The Indonesian government has been raising taxes on tobacco products almost every year since 2014, but that has not had a significant impact on smoking rates.
INDUSTRY REBUKE
The sharp excise hike was criticized by some companies and industry lobby groups on Monday.
Hananto Wibisono, spokesman for Indonesia Tobacco Community Alliance, said in a statement that the increase risked increasing the spread of illegal cigarettes.
“If illegal cigarettes become widespread, then all parties are disadvantaged, from legal cigarette manufacturers, their workers, to tobacco and clove farmers. The government will also be at disadvantage because illegal cigarette producers don’t pay excise taxes,” he said.

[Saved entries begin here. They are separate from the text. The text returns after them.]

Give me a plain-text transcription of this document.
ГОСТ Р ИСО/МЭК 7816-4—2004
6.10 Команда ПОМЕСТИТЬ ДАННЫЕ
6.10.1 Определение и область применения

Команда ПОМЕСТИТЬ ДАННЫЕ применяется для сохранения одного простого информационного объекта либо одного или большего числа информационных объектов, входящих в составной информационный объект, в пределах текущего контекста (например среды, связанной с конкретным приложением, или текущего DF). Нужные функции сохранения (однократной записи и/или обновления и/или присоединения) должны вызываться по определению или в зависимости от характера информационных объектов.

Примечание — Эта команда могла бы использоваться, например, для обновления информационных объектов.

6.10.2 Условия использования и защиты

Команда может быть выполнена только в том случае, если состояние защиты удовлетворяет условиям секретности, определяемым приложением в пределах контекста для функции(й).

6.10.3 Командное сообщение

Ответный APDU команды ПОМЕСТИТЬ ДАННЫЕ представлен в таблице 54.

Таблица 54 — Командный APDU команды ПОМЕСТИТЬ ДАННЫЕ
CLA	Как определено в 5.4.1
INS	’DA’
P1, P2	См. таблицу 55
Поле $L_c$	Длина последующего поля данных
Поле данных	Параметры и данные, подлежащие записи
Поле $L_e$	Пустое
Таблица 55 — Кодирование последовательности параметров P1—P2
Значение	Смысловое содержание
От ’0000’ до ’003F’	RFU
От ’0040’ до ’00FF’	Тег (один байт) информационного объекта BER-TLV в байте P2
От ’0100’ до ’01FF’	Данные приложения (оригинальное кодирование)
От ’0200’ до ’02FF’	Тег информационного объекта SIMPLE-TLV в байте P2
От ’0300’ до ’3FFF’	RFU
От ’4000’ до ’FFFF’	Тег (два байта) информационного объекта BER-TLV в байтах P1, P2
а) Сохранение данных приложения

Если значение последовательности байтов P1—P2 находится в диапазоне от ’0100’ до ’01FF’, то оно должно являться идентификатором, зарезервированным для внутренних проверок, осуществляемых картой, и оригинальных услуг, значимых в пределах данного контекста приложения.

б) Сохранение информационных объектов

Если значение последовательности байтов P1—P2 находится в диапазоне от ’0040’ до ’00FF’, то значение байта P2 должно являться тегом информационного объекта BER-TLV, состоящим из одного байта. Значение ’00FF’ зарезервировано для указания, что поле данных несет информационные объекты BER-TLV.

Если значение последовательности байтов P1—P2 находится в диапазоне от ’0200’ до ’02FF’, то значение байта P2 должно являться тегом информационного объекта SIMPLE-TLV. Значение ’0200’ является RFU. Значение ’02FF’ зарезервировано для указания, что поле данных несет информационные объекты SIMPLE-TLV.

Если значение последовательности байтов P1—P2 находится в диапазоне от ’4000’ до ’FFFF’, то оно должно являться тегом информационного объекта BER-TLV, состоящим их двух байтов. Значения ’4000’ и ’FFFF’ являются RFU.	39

Philip Morris-controlled HM Sampoerna, one of Indonesia’s biggest cigarette companies, said they had received no warning for the increase.
“It will definitely disrupt the tobacco ecosystem,” HM Sampoerna director Troy Modlin said in a statement.
Gudang Garam and the unlisted Djarum, Indonesia’s two of the country’s other largest tobacco companies, did not respond to requests for comment.
Both Gudang Garam and HM Sampoerna saw their shares tumble by more than 20 percent on Monday, with analysts warning the increase could hurt the Indonesian tobacco giants’ 2020 earnings.
Indrawati told reporters the excise hike would only result in a 10% increase on the labour-intensive, domestic handrolled cigarette industry.
“But for companies whose turnover is over 50 billion rupiah, the increase is relatively higher,” she said.
Indonesia aims to collect 172 trillion rupiah ($12.32 billion) of revenue from tobacco excises in 2020, according to government proposals for next year’s state budget that is awaiting parliamentary approval.